Вечером в мансарде горела маленькая лампа и Марта сидела над раскрытой книгой. Подперев голову руками, она глотала страницу за страницей. Сложные грамматические правила, тысячи вопросов труднейшей орфографии переплетались у нее в мозгу, как мотки спутанной пряжи. Она блуждала в каком-то лабиринте совершенно неизвестных ей или все равно что неизвестных, ибо давно забытых сведений. Она напрягала свой мозг и всю силу памяти, чтобы в течение одного вечера, одной ночи понять, запомнить, овладеть теми знаниями, усвоение которых требует нескольких лет медленного, кропотливого, систематического труда. Бедная женщина думала, что усиленное, лихорадочное напряжение может возместить годы умственного застоя, что единый миг настоящего перевесит все прошлое, что горячее желание может невозможное сделать возможным. Она заблуждалась. И долго это продолжаться не могло. Лихорадочные усилия утомляли тело и мозг и, таким образом, еще больше мешали ей делать какие-либо успехи: назойливые тревоги каждого дня просачивались неясной еще, но уже мучительной горечью в сердце женщины. Всеми покинутая, она начинала понимать, что обманулась в себе самой, что у нее нет сейчас возможности учиться, ибо для того, чтобы учение принесло плоды, ей необходимо душевное спокойствие, как птице для полета необходим воздух. Самое страстное желание, самые горячие стремления, самые большие усилия воли не могли привести к тому, чтобы непросвещенный ум сразу проникнул в тайны науки, чтобы неразвитые мозг и память стали гибки, как струны, чтобы они молниеносно все воспринимали, чтобы они, как расплавленный воск, впитывали в себя все то, чем их начиняли.

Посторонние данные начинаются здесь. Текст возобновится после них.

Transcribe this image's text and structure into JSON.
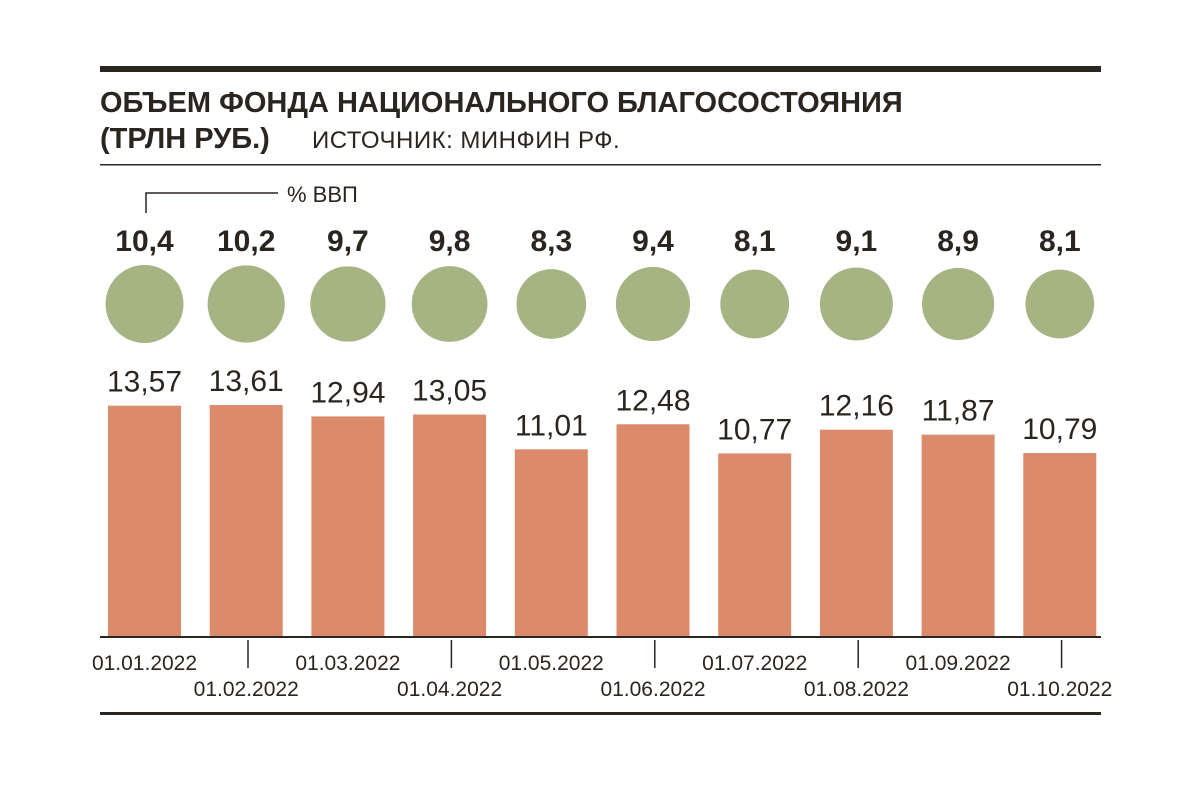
{
  "title_line1": "ОБЪЕМ ФОНДА НАЦИОНАЛЬНОГО БЛАГОСОСТОЯНИЯ",
  "title_line2": "(ТРЛН РУБ.)",
  "source": "ИСТОЧНИК: МИНФИН РФ.",
  "gdp_label": "% ВВП",
  "colors": {
    "bar": "#db8b6b",
    "circle": "#a6b484",
    "ink": "#2b2520"
  },
  "chart_data": {
    "type": "bar",
    "categories": [
      "01.01.2022",
      "01.02.2022",
      "01.03.2022",
      "01.04.2022",
      "01.05.2022",
      "01.06.2022",
      "01.07.2022",
      "01.08.2022",
      "01.09.2022",
      "01.10.2022"
    ],
    "values": [
      13.57,
      13.61,
      12.94,
      13.05,
      11.01,
      12.48,
      10.77,
      12.16,
      11.87,
      10.79
    ],
    "value_labels": [
      "13,57",
      "13,61",
      "12,94",
      "13,05",
      "11,01",
      "12,48",
      "10,77",
      "12,16",
      "11,87",
      "10,79"
    ],
    "gdp_share": [
      10.4,
      10.2,
      9.7,
      9.8,
      8.3,
      9.4,
      8.1,
      9.1,
      8.9,
      8.1
    ],
    "gdp_share_labels": [
      "10,4",
      "10,2",
      "9,7",
      "9,8",
      "8,3",
      "9,4",
      "8,1",
      "9,1",
      "8,9",
      "8,1"
    ],
    "ylim": [
      0,
      13.61
    ],
    "grid": false
  }
}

Долго обольщаться Марта не могла. Но, всеми силами заглушая в себе сомнения, она упорствовала, твердя: «Научись!» Так потерпевший кораблекрушение борется с морскими волнами, из последних сил цепляясь обеими руками за единственную доску, и в надежде на эту жалкую опору думает: «Я удержусь на поверхности!»
Теперь, как и прежде, в долгие осенние ночи гудели, подобно бушующему ветру, и нескончаемой гаммой вздымались и опадали таинственные голоса большого города, но Марта уже не слушала их, она боялась слушать, ибо они наполняли ее тем неопределенным ужасом, который охватывает человека, беспомощно погружающегося в могучую и неизведанную бездонную стихию.